In the business world, accountability is as likely to sit with a team as with a named individual, but the logic is essentially the same. Every board member in a public corporation, and every partner in a partnership, understands his or her formal accountability. But clearly the top of the organization is not the appropriate level for many decisions; firms need to find mechanisms for pushing personal accountability down to those who are closest to the action. For example, in the banking sector this might mean replacing short-term rewards for consummated deals with a set of short-, medium-, and long-term incentives that reflect the value of the trade over time.
3. A culture that encourages employees to keep sight of the big picture. The informal norms of behavior in a firm — its culture — should support the principles of high-quality insight and personal accountability. Karl Weick of the University of Michigan has pointed out the importance of this behavior in his studies of nuclear power plants and aircraft carriers, where errors can have catastrophic consequences. In these “high reliability” organizations, individuals employed in activities such as routine maintenance understand the risks their organizations face and act accordingly. Rather than compartmentalizing every task, employees are encouraged to look across the boundaries of their jobs and to understand the implications their work has for others.
This refusal to lose sight of the big picture is a crucial aspect of personalization. For example, in 1993 the Danish pharmaceutical company Novo Nordisk failed badly in a mock audit. This led to a root-and-branch rethinking of its management processes that culminated in a new approach called the “Novo Nordisk way of management.” The firm put forth a formal statement of its “values” (accountable, ambitious, responsible, engaged with stakeholders, open and honest, ready for change) and built a set of teams to instill these values across the organization. One team, dubbed “stakeholder relations,” looks internally at dilemmas and opportunities to raise awareness of the values.
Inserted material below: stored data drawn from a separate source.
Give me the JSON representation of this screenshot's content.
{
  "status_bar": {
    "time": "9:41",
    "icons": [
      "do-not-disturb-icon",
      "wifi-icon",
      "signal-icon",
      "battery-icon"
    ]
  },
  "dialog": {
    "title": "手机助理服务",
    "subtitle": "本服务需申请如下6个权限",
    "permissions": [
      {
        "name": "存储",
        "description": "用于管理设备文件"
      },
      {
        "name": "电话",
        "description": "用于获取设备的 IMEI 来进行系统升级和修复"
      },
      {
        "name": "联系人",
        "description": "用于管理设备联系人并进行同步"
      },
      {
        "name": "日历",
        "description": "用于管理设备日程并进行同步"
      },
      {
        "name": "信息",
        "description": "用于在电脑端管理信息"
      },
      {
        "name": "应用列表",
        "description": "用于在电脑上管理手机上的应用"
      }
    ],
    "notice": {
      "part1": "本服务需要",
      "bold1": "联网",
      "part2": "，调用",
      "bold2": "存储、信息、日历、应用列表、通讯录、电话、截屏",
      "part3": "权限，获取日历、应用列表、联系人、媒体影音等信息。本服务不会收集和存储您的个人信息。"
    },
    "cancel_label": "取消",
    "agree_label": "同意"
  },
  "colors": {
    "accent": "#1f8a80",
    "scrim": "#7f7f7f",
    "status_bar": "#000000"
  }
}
Another team performs annual organizational audits, and a third group — 14 facilitators drawn from the ranks of senior management — visits units to evaluate how well they comply. A critical feature of this approach is that it is non-hierarchical: It encourages individuals at all levels to talk with the facilitators about issues that are not being taken up through the chain of command.
Evolving toward Personalization
The elements of personalization may seem familiar. But comparatively few companies exhibit them — or even get close. Instead, most corporate decision makers operate within cultures that institutionalize poor judgment. They reinforce biased and blinkered insights; they allow people to make decisions without being accountable for the consequences; and they create siloed structures in which people lose sight of the forest for the trees.